People who are forced to be isolated crave social interactions similarly to the way a hungry person craves food. Our finding fits the intuitive idea that positive social interactions are a basic human need, and acute loneliness is an aversive state that motivates people to repair what is lacking, similar to hunger.”

(Quote from https://news.mit.edu/2020/hunger-social-cravings-neuroscience-1123)

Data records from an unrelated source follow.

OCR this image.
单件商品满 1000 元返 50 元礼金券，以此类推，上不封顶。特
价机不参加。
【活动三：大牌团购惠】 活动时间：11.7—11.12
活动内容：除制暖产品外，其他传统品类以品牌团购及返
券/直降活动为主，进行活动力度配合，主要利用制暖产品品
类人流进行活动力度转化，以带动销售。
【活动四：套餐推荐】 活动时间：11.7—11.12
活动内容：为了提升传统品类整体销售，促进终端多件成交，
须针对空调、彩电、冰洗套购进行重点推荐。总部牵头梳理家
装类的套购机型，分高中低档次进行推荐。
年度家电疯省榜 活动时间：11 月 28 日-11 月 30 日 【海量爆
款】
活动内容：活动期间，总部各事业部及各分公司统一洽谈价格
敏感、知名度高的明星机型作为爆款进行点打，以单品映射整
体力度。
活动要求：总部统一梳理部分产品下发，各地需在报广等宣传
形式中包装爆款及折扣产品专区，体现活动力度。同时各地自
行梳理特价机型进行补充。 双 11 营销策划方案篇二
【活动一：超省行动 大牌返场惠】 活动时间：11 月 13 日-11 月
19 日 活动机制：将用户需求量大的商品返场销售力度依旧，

This study has been well in the works for a while, long before the pandemic. It was actually inspired by another study done in 2016 by Kay Tye, a professor at the Salk Institute:


During this study, they placed volunteers in isolated environments for up to 10 hours, making sure no social interaction was possible. After these 10 hours were up, the volunteers were placed in MRI machines in order to decrease social interaction as much as they could. This was only possible due to proper training that was given to the volunteers before the experiment. While they were being scanned, they were shown images of people interacting with each other, along with neutral images (ones not related to social interaction nor food) to serve as a control variable. The researchers then observed the brain activity in the Substantia Nigra, a part of the brain that has previously been linked with hunger cravings.


On a different day, the same volunteers fasted for 10 hours. They were scanned in MRI machines and shown images of food, along with neutral images of neither food nor social interaction. As the researchers expected, the signal produced in their Substantia Nigra following 10 hours of fasting was similar to that produced following 10 hours of isolation.



The results also differed depending on the history of the individual. Volunteers who reported having a more active social life felt the effects of isolation stronger than the volunteers who reported otherwise. Different degrees of isolation prior to the study produced different degrees of effectiveness on the brain.